Parties that want to rein in the country’s golden goose made significant gains in Monday’s local elections. That raises the prospect of more advances for those forces that want to limit drilling in the Nordic nation, which supplies 25% of the European Union’s natural gas.
Bolstered by record support in the capital, the Green Party made no secret of who it’s targeting in the next general election, due in 2021.
The oil lobby is “shaking in its boots tonight,” Oslo Deputy Mayor Lan Marie Nguyen Berg said in a speech to party members. “The time when it was OK to make money by destroying our future will soon be over.”

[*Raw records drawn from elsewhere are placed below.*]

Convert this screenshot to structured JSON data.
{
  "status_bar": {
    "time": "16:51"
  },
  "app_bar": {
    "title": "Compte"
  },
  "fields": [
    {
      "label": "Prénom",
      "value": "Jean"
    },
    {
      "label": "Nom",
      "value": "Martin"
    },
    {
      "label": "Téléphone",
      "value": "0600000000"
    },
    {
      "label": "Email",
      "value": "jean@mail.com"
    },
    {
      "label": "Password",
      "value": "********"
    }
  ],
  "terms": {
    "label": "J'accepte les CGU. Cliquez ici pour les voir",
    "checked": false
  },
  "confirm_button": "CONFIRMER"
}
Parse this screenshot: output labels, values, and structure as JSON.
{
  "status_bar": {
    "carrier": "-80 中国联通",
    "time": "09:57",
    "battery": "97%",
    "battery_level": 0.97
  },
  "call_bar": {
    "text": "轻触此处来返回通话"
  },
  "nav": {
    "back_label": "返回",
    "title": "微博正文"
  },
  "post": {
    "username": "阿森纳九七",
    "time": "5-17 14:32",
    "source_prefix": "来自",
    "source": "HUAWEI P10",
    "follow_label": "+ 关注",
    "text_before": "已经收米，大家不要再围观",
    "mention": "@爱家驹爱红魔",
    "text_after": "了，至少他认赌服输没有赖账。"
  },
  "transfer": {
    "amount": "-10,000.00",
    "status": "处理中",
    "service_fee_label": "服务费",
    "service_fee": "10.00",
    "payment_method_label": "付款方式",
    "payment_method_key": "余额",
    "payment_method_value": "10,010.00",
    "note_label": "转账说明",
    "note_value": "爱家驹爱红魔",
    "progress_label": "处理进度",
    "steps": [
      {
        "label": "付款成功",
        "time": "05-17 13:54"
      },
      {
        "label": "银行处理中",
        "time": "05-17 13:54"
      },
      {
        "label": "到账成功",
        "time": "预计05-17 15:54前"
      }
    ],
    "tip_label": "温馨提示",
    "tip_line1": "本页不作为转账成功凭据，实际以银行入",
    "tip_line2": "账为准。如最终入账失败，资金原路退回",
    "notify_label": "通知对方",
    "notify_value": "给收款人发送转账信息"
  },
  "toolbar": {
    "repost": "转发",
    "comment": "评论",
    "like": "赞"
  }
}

Climate change was among the most discussed topics during the campaign, and the results marked gains for the Greens, the Socialist Left and the Red Party. Those three parties, which all favor restrictions on the oil industry to different extents, sit on the opposition benches in the national parliament.
Changing Landscape
But the election also registered a sharp drop in support for the Labor Party, a historic ally of the oil industry. After Labor changed its position on offshore exploration around the Lofoten islands earlier this year, there is a fear in the industry of what the party might give up in future coalition talks. Labor’s top energy lawmaker has said the party should seek to govern nationally with the Greens, like it does in Oslo today.
The Norwegian Oil and Gas Association says it’s too early to say what might happen in 2021. Its spokesman, Tommy Hansen, points to the advances made by the Center Party, a backer of the industry and of the jobs it provides.
But Frode Alfheim, head of Industry Energy, the biggest oil union, says his group should double efforts to shore up support for the industry in the next general election.
“We’ll take this election result seriously,” he said.